Yearn Hong Choi wrote columns for The Washington Post, The Los Angeles Times, The Japan Times, The Korea Herald, and The Korea Times. A prolific and distinguished writer who has won awards in Korea and the United States, he published seven books of poetry and one collection of short stories, and his essays and short stories appeared in prestigious journals such as Short Story International and World Literature Today. In 1994, he became the first poet from Korea to be invited to read at the Library of Congress; Pulitzer Prize-winning writer Gwendolyn Brooks introduced Choi by reading a poem she wrote about him!  He served as executive director of the Korean PEN Center and edited Korean Literature Today.
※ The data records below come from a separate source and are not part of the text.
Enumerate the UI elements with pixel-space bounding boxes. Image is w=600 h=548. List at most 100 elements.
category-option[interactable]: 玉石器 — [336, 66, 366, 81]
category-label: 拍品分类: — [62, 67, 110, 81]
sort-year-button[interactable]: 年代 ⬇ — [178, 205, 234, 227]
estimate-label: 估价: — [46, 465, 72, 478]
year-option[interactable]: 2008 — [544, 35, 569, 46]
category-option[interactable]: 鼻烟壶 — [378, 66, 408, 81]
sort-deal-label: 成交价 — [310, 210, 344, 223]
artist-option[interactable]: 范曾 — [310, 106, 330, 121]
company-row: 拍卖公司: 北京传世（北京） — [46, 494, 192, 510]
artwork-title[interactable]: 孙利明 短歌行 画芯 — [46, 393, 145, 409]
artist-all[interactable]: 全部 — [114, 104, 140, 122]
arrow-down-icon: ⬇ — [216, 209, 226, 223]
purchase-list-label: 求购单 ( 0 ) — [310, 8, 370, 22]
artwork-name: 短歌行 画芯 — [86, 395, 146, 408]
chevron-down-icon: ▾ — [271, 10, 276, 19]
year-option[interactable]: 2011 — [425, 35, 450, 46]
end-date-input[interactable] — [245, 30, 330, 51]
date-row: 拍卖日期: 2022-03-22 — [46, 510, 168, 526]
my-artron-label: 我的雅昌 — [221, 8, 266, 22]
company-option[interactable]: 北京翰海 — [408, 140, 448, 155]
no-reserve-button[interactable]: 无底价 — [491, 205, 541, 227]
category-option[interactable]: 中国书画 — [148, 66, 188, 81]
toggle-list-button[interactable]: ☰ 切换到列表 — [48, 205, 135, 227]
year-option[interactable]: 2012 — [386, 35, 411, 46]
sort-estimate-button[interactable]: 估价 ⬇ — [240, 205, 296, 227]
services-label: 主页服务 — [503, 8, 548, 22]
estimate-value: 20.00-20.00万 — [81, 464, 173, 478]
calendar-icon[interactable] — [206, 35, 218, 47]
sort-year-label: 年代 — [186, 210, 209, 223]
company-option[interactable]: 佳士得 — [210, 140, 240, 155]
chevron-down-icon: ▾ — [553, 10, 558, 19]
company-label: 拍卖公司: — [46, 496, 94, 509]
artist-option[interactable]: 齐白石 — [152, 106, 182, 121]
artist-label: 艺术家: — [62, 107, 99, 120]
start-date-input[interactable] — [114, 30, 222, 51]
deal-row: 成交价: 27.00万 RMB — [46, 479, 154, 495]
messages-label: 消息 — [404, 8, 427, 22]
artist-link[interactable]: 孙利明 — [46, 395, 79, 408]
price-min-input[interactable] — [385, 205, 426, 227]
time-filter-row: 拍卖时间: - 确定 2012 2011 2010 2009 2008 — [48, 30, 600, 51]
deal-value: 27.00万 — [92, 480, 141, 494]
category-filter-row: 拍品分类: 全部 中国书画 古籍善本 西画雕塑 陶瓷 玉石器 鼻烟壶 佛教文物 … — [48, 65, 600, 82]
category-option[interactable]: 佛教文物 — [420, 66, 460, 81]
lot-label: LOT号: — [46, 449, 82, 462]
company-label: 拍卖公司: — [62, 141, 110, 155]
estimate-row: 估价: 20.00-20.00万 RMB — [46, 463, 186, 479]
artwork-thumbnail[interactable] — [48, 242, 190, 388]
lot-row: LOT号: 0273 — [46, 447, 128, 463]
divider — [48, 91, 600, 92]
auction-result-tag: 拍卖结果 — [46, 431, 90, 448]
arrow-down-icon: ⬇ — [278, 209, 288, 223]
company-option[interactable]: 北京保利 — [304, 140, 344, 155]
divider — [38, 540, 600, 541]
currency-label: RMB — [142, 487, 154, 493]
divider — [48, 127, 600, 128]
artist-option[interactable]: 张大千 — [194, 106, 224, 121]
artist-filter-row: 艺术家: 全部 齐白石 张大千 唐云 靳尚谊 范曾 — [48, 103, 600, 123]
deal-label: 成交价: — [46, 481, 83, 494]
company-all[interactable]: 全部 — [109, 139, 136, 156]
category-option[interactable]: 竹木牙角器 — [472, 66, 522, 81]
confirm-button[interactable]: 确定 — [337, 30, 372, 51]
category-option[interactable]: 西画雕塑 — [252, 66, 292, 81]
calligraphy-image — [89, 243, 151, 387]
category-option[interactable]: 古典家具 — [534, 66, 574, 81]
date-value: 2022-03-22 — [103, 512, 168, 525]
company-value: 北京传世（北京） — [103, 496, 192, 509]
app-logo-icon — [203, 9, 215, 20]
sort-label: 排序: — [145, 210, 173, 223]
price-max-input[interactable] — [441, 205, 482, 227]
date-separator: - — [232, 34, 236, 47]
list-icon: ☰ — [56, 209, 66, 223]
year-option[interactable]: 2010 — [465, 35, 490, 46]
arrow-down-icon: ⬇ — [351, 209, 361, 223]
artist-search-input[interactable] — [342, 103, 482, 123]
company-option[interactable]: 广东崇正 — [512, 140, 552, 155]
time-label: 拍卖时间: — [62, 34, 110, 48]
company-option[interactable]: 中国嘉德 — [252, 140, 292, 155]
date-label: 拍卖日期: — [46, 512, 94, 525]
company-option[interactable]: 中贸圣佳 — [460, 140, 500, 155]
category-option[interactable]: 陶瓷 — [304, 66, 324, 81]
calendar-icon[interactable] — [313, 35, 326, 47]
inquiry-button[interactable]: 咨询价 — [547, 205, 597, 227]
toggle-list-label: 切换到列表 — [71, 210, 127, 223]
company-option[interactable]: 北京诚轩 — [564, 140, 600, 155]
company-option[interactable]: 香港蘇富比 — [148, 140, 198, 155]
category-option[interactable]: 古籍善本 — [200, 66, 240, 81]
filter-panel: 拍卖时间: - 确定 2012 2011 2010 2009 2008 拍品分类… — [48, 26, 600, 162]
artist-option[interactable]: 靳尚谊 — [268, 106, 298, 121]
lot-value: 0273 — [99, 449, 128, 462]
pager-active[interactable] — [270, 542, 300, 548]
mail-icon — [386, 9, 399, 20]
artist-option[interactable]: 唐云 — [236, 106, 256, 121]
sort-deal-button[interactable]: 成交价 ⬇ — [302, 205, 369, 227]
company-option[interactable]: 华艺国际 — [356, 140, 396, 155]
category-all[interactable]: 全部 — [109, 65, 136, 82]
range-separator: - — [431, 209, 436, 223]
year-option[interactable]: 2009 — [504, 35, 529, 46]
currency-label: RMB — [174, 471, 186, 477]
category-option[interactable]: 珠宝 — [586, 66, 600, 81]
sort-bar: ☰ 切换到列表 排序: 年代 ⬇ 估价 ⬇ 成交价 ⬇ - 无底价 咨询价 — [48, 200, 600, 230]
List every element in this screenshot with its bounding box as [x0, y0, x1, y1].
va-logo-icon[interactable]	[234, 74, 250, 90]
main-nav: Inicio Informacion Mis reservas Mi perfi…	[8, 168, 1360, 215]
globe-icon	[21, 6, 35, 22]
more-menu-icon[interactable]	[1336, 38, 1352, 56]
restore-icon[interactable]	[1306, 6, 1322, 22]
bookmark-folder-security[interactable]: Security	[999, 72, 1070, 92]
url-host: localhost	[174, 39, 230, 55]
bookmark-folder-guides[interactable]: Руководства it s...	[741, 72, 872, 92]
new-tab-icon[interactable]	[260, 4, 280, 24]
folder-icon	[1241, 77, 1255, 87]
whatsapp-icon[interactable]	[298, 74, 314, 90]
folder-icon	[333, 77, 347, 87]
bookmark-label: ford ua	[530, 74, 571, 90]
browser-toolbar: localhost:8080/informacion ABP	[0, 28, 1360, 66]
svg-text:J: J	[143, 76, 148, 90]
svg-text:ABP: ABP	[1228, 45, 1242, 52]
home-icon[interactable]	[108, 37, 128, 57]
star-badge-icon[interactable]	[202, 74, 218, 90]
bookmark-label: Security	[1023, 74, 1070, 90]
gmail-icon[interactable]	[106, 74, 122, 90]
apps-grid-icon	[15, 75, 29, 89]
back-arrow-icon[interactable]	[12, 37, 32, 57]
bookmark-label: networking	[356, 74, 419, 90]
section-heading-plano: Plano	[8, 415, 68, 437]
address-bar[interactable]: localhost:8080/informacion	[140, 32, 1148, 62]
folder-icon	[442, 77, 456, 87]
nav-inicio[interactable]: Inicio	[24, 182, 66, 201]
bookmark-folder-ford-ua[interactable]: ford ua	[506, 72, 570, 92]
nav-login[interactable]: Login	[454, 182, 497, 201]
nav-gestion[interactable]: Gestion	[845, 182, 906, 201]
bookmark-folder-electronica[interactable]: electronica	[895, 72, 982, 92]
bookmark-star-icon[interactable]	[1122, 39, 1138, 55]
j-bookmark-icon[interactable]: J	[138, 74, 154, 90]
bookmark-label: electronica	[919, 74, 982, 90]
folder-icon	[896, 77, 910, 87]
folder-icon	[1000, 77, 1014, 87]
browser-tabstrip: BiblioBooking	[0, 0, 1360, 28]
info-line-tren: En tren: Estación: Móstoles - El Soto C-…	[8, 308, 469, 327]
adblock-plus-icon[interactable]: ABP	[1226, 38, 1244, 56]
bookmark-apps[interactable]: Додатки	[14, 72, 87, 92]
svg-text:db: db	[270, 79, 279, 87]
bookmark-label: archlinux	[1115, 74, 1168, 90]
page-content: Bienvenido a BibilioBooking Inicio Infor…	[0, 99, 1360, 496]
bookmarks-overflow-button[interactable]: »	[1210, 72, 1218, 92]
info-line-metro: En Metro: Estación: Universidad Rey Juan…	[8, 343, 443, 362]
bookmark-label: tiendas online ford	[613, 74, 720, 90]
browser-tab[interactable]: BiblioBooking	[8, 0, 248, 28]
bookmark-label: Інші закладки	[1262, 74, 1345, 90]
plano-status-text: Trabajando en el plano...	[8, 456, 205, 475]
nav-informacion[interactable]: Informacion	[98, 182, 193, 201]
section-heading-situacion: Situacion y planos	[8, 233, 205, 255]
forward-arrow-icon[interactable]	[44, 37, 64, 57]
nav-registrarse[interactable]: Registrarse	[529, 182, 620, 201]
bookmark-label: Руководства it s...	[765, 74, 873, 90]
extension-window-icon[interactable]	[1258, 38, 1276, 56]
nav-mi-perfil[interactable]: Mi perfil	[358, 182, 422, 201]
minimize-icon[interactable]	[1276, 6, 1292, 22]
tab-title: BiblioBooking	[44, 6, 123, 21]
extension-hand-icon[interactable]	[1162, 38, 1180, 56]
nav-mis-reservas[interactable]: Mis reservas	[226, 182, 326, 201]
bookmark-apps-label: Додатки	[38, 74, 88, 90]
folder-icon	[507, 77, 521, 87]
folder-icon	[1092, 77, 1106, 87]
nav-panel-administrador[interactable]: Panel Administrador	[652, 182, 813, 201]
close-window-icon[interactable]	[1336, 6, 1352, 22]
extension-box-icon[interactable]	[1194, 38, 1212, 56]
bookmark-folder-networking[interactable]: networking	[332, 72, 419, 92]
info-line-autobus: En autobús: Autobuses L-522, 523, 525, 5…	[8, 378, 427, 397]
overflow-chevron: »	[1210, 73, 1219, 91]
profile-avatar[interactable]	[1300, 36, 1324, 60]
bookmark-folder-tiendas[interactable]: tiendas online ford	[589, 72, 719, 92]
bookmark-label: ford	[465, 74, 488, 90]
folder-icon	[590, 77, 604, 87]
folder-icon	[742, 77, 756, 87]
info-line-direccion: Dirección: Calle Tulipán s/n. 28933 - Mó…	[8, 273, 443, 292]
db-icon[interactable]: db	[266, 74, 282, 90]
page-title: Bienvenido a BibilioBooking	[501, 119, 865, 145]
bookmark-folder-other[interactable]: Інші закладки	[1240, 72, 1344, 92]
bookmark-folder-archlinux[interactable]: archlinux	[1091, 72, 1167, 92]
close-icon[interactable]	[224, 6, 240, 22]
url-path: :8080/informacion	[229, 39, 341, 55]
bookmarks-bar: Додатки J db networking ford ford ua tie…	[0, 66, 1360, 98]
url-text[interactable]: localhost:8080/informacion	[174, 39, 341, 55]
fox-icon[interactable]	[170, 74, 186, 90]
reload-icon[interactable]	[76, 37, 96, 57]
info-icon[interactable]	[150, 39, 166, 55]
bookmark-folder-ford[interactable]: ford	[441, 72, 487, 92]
He founded the Korean Poets and Writers Group and the Korean-American Poets’ Group in Washington, DC.  A PhD in Political Science and Public Administration, he wrote extensively on current issues in Korea and Korean-US relations, worked for the federal government, and taught at the University of Wisconsin, Old Dominion University, the University of the District of Columbia, and the University of Seoul, retiring recently.  With Haeng-Ja Kim he published the first anthology of Korean-American literature, Surfacing Sadness: A Centennial Celebration of Korean-American Literature, 1903-2003.  He also edited three landmark anthologies of Korean-American poetry: Mother and Dove, Fragrance of Poetry: Korean-American Literature, and An Empty House: Korean-American Poetry.